Additionally, a 2017 review of scientific literature noted that those pursuing a gluten-free diet often consume less calcium, B vitamins, and fiber, all while increasing their intake of fat and simple carbohydrates. That's because people who are switching to a gluten-free diet often reach for processed, gluten-free foods as a first step, Fjeldberg says.

Fjeldberg cautions that food manufacturers will often add sugar or fat to gluten-free convenience foods to compensate for changes in texture when gluten is removed.

A 2014 Canadian study backs up these claims. It found gluten-free products were higher in fat and carbohydrates and lower in protein, iron, and folate compared to their gluten-containing counterparts.

In short, if you're healthy, there is no benefit to excluding gluten from your diet. Still, if you choose to adopt a gluten-free diet, you should talk to a doctor or dietitian about how to boost your intake of nutrients such as calcium, iron as well as vitamins B6, B12, and D.

Who should avoid gluten? 

Though gluten is harmless for most people, individuals with certain conditions should avoid it. This includes those with celiac disease, dermatitis herpetiformis, as well as gluten sensitivities. For people with these illnesses, a gluten-free diet is the only effective long-term treatment. 

If you have a wheat allergy, you can choose to follow a gluten-free diet, but that may be limiting. Instead, it is best to just forego wheat, as you can still consume gluten-containing grains like barley, rye, and oats. 

People with celiac disease

Celiac disease is an autoimmune disorder that damages the small intestine's lining. When people with celiac disease eat gluten, it triggers an immune response in their small intestine, that over time, can damage the organ's lining and reduce people's ability to absorb nutrients from food.

Symptoms of celiac disease include: 

  • Mouth ulcers 

  • Diarrhea 

  • Headaches 

  • Bloating 

  • Abdominal pain 

  • Gas

There is currently no cure for celiac disease. The only known treatment is a lifelong gluten-free diet. 

People with dermatitis herpetiformis

Dermatitis herpetiformis is a condition that causes gluten to trigger a severe rash on the elbows, knees, head, buttocks, and torso. Most people with dermatitis herpetiformis will also experience the same small intestinal damage as those with celiac disease. 

However, unlike people with celiac disease, dermatitis herpetiformis patients might not experience digestive symptoms such as diarrhea, nausea, vomiting, or constipation.

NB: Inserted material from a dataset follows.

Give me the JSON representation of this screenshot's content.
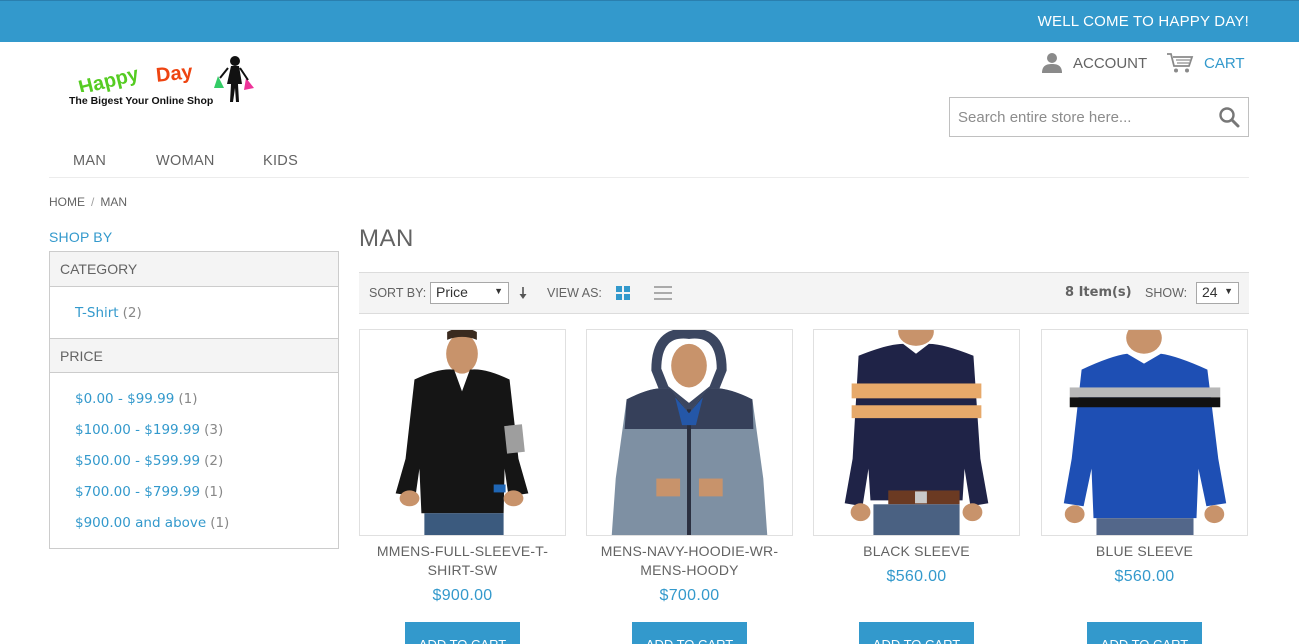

A gluten-free diet is recommended to treat dermatitis herpetiformis, although medications can also help control symptoms in the short-term.

People with gluten sensitivity

Some people may experience a sensitivity to gluten that is distinct from celiac disease. Yet symptoms of gluten sensitivity can be similar to those of celiac disease, including:

  • Diarrhea

  • Bloating

  • Itchy skin

  • Weight loss

  • Constipation

However, unlike celiac disease, those with a gluten sensitivity will not experience damage to their small intestine. If you think you may have a gluten sensitivity, your doctor will most likely ask you to exclude certain foods from your diet, including those containing gluten, to diagnose the condition.

The bottom line 

For the average person, gluten is not bad for health. Evidence suggests that going gluten-free may actually reduce consumption of much-needed vitamins and minerals, and increase your intake of unhealthy fats and sugars. However, people with celiac disease, dermatitis herpetiformis, or gluten sensitivity should avoid gluten.